House and Senate reach compromise on redistricting; Georgetown in 7th District
COLUMBIA SC — A compromise on redistricting was reached today by the House and Senate on Congressional redistricting in South Carolina, according to officials in the General Assembly.
Sen. Ray Cleary, R-Murrells Inlet, said that a filibuster was stopped unexpectedly late Tuesday afternoon and the Senate was allowed to take a vote.
The vote was 24-16 in the Senate, he said. The Senate agreed with the House compromise version of the redistricting bill.
The bill must now be approved by the governor.
All of Georgetown County will be included in the newly formed Seventh District, and be lumped with Horry County and the Pee Dee.
“After several hours of debate, speaking for and against the plan, the parties realized that we were a uniform Republican Party and we were going to stay until Sunday if we had to,” Cleary said.
House Speaker Bobby Harrell said Tuesday afternoon that the House's adoption of the Congressional Reapportionment Compromise “represents the final piece of the redistricting puzzle.”
“This effort to advance a compromise prevents a legislative stalemate that would put the fate of South Carolina's Congressional districts in the hands of non-elected judges who do not represent our communities or interests."

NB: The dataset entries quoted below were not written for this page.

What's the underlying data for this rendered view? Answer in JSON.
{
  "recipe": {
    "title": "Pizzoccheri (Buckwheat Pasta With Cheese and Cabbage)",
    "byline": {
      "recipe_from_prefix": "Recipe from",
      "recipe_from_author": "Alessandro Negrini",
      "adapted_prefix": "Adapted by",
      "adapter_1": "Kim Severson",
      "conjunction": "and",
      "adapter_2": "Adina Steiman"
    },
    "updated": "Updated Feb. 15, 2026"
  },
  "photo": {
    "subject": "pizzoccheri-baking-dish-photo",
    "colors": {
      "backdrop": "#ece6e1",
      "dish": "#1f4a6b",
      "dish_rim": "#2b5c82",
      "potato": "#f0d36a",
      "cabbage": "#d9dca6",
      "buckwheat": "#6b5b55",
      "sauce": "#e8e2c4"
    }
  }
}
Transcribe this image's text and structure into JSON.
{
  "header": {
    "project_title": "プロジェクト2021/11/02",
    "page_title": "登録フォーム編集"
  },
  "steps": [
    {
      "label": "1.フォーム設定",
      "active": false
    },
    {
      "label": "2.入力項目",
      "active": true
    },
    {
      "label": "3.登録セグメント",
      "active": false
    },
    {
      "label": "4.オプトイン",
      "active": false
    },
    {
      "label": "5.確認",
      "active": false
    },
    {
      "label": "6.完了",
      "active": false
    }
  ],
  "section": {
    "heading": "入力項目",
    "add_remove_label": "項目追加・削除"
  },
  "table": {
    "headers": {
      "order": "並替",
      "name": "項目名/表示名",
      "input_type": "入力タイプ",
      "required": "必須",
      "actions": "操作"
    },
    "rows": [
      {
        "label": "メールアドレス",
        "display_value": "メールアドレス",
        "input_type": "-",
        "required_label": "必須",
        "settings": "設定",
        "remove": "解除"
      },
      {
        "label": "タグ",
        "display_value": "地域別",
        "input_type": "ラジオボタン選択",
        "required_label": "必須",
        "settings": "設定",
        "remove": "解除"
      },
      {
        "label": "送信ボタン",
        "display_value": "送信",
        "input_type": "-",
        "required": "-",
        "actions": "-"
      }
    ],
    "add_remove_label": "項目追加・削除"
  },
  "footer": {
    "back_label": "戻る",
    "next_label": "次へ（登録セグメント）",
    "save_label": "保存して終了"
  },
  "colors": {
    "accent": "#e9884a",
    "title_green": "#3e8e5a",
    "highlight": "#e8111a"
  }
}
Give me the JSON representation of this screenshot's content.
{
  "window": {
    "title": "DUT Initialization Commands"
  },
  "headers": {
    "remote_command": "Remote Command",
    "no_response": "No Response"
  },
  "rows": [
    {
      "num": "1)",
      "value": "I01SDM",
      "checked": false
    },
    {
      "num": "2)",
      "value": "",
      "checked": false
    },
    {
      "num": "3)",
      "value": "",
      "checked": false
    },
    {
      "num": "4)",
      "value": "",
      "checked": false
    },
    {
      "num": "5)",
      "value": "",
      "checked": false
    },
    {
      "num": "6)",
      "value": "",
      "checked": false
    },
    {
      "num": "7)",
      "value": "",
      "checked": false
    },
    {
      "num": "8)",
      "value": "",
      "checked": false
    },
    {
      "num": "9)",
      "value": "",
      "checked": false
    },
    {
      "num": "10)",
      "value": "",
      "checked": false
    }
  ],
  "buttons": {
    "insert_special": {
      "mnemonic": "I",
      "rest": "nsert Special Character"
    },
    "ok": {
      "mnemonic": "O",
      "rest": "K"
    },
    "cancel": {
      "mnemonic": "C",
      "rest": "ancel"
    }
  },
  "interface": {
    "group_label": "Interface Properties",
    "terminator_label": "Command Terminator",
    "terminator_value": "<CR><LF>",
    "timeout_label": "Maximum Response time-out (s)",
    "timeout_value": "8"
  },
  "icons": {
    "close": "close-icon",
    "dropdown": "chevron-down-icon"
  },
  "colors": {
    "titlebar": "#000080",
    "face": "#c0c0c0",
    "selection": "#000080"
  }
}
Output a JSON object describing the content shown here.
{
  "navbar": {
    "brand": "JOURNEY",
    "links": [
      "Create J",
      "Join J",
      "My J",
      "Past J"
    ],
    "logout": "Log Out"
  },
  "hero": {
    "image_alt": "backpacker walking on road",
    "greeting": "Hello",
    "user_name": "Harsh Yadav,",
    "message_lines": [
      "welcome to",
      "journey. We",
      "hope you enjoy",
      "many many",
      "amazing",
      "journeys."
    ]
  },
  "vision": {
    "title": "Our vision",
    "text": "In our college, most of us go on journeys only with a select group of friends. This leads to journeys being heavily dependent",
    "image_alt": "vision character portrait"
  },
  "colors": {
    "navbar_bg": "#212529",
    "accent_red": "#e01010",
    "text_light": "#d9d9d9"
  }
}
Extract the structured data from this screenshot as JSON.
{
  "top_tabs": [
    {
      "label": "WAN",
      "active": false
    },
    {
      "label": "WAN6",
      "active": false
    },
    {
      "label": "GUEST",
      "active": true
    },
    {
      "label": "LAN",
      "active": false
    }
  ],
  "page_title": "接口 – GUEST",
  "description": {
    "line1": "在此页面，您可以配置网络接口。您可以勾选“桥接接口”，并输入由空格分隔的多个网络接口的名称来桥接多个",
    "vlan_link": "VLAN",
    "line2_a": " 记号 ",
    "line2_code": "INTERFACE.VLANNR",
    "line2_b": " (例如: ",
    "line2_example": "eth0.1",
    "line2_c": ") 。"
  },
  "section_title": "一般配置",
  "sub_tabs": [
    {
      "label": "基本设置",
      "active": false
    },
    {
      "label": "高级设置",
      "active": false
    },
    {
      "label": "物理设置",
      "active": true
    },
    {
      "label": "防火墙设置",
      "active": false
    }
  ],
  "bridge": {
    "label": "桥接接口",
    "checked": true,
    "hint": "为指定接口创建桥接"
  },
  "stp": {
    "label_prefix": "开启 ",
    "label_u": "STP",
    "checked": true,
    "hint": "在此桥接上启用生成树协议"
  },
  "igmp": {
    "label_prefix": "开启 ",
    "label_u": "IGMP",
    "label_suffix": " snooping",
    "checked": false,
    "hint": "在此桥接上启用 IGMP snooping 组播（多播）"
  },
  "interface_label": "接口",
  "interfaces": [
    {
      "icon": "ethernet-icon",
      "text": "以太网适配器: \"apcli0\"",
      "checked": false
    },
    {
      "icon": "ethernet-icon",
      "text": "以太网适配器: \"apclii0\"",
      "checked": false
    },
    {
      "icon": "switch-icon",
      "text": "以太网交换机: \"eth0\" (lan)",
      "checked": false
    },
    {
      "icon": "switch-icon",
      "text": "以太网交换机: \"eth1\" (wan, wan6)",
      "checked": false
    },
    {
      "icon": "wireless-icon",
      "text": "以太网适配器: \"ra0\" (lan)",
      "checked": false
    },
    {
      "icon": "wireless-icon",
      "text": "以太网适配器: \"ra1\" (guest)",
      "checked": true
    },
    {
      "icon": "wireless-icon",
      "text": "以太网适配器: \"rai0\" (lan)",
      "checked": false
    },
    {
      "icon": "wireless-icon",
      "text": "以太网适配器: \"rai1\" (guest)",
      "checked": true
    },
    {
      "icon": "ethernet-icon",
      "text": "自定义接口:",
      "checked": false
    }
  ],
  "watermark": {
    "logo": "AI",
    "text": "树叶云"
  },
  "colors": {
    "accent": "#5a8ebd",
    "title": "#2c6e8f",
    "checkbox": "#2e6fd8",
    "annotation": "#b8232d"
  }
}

The House compromise on redistricting was reached on Tuesday, by a 75 to 33 vote, when the S.C. House of Representatives passed a Congressional Reapportionment Compromise that includes a newly added 7th Congressional seat.
“After months of public input and work put in by state lawmakers, the House and Senate both passed initial — but vastly different — Congressional maps,” government officials said. “This compromise took those two initial maps into consideration — along with the extensive input offered by the public, our Congressional Delegation and Legislative Members — to formulate a Congressional Plan Compromise that best represented our state as a whole.”
“It’s exactly what we expected and exactly what we wanted,” Cleary said. “It’s the Pee Dee plan with Horry and Georgetown together and joined with the Pee Dee and it puts Georgetown in the seventh district.”
Politicians agreed, before gathering on Tuesday, that the biggest dispute on redistricting would be where to put the newly formed Seventh Congressional District in South Carolina.
The Senate plan, also known as the Beaufort plan, added the Seventh District in Allendale, Bamberg, Barnwell, Beaufort, Berkeley, Dorchester, Hampton and Jasper counties.
The “Beaufort plan” got a nod of approval from at least 10 Republican senators last month who cast their votes with the Democrats.
The House plan, also known as the Pee Dee Plan, put the Waccamaw Neck in the Seventh District.
The rest of Georgetown would have remained in the Sixth District and leave Congressman Jim Clyburn in line to make decisions regarding the Georgetown Port.
Sen. Yancey McGill, D-Kingstree, voted for the Beaufort plan, but then said last week he was more in favor of putting all of Georgetown County in the newly formed Seventh Congressional District instead of splitting the county.
McGill could not be reached for comment about Tuesday’s compromise.
He said last week that Georgetown County should be lumped with Horry County, Marion, Florence, Dillon and Marlboro counties, McGill said.
“I don’t think you should divide counties,” McGill said. “It’s absolutely better not to divide a county. We want to keep the NESA region intact. That includes Georgetown, Marion, Marlboro, Darlington, Dillon, Florence and Horry. These are communities of interest and everything ties together. It’s an absolutely natural fit. But the right decision will be made.”
Cleary did not take a final vote on the Senate plan last month, but said he was not in favor of the Beaufort Plan.
“The Beaufort plan puts Williamsburg County all the way down to Beaufort... which they have nothing in common,” Cleary said.
McGill said he feels the Senate and the House will reach an agreement on redistricting, without the matter going to court.
“It is evident that we want a Pee-Dee-Grand Strand congressman,” he said. “That is the stand that I take. We know we have to meet Justice Department standards, but we have to look at communities of interest. I want to see the coastal counties joining hands with the Pee Dee.”
Other redistricting plans have resulted in court disputes in South Carolina, said Katherine Wells, staff attorney for the Senate Judiciary Committee.
In 2001, an agreement was reached on redistricting, but the governor vetoed the bill, she said. The litigation eventually cost the state of South Carolina at least $1 million, she said.
“I think there is just a different point of view over where the new Seventh Congressional District should be,” she said.